Nova, you say that Semantic graphs expose their data and the meaning of links through RDF and OWL and then you say other apps can make use of this data. Can you please give a few examples as to how this semantic graph can be of use for other apps?

zeb hodge

Thank you, Nova. This is a great description of how these technologies relate to the web we already know. This is one of the biggest hurdles for us to overcome: explaining what we're so excited about, both to fellow programmers as well as to non-programmers.


Hi Nova, very good explanation of the semantic graph. Its always encouraging for me to read ur blog as I too am working on an ambitious semantic web project :)

John Brisbin

G'Day from the Antipodes, Nova.

As usual, your thoughts provoke more thoughts. Is that negentropic?
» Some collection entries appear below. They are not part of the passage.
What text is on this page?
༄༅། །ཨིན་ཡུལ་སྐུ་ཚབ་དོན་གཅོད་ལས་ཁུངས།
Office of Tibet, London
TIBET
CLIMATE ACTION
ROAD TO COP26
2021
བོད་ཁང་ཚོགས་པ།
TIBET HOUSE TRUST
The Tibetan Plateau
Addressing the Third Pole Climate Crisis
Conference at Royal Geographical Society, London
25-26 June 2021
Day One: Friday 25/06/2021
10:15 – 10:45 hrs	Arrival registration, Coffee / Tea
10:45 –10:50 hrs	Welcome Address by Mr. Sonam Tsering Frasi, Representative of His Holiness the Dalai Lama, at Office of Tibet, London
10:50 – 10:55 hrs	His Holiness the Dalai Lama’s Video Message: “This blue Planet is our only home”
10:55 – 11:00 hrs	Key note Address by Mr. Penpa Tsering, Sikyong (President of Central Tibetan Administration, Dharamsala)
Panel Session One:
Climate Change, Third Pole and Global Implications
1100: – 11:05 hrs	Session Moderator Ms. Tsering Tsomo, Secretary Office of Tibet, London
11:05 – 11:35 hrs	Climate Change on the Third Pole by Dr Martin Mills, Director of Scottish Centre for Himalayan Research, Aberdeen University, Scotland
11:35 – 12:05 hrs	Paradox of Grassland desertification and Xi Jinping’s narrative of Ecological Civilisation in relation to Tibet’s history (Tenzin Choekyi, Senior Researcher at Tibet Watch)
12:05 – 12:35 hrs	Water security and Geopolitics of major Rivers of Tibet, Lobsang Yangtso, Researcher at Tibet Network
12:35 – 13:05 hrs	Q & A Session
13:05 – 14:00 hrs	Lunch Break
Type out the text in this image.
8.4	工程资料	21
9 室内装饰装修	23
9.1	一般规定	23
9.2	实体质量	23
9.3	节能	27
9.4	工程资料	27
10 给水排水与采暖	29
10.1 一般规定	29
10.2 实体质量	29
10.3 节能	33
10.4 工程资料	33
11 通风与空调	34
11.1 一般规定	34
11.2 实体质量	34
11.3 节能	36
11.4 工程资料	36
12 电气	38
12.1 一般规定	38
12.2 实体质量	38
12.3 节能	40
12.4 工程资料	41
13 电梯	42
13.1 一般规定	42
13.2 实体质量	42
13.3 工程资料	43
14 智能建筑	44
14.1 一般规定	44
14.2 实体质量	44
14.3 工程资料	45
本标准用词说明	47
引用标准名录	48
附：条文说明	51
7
The part of this post I'm not comfortable with is the presumption that--just because RDF provides us with a well-formed container into which we humans can pour information about the information--suddenly the machines will be able to use each other's information ["App C can immediately begin to use this data correctly and consistently with how App B uses it"] to deliver an improvement in the knowledge state experienced by some other humans...

Surely the mere fact that RDF offers a structure does virtually nothing to improve the chance that most humans will start to think like S.R. Ranganathan and populate their ontologies etc with logical, useful, language.

IOW: the G3 gambit makes it much easier and faster for machines to locate yet another confusing piece of human-generated information that requires some level of disambiguation.

I think my nagging problem is that RDF appears to be used to store information fundamentally mismatched with RDFs level of abstraction.

The semantic web cannot be driven by more human coloratura...there's no end to the amount of clarification that is required for usefully machine-mediated human communication, no matter how neatly the storage containers fit together.

To me it seems more productive to use RDF as a storage grid for a type of metadata that is more native (somehow) to the logics of the machines themselves. There needs to be more of a state change in the qualities of the information held at the first (or surely the second) order of abstraction above the original.

I understand the need to improve people's habits of describing what they're talking about so that people two nodes away can still get the message. But the whole project suffers mightily when you ask those same messy humans to do the job.



Yihong Ding


I agree with your analysis. To me, however, I have another interpretation about Tim's GGG claim.

I understand GGG to be equivalent to WWW but from a different angle of view. When we talk about WWW, we take the publisher's point of view; when we talk about GGG, we are trying to take the viewer's point of view. Both views look upon the same Web, but gathering a different structure of the Web. Moreover, I believe that the purpose of Twine is exactly an attempt to convert the web information storage from the original publisher-oriented point of view to the more friendly viewer-oriented point of view.

You may look at the entire analysis of my understanding of GGG at Thinking Space.

-- Yihong

Anne Z.

Hi Nova, I left a response on GigaOM but also wanted to stop by here and say thanks for the comment and the post.

I'm not arguing that you can't represent a unified social graph semantically -- I'm pointing about how a unified social graph doesn't really adequately represent the complexity of human relationships. And I'm also wondering if moving towards a semweb approach for the social graph removes too much of the human, since semantic web technologies are all about machine processing.

Seems to me that many people calling for a unified social graph are those that treat their friends/fans like undifferentiated nodes. Most people, however, don't have so many people they interact with online (or so many services) that they need a unified, machine-processable approach. And a unified machine-processable approach has drawbacks (possibility for spam and privacy abuses, a loss of having multiple ways to say "you are my friend," a loss of multiple identities online).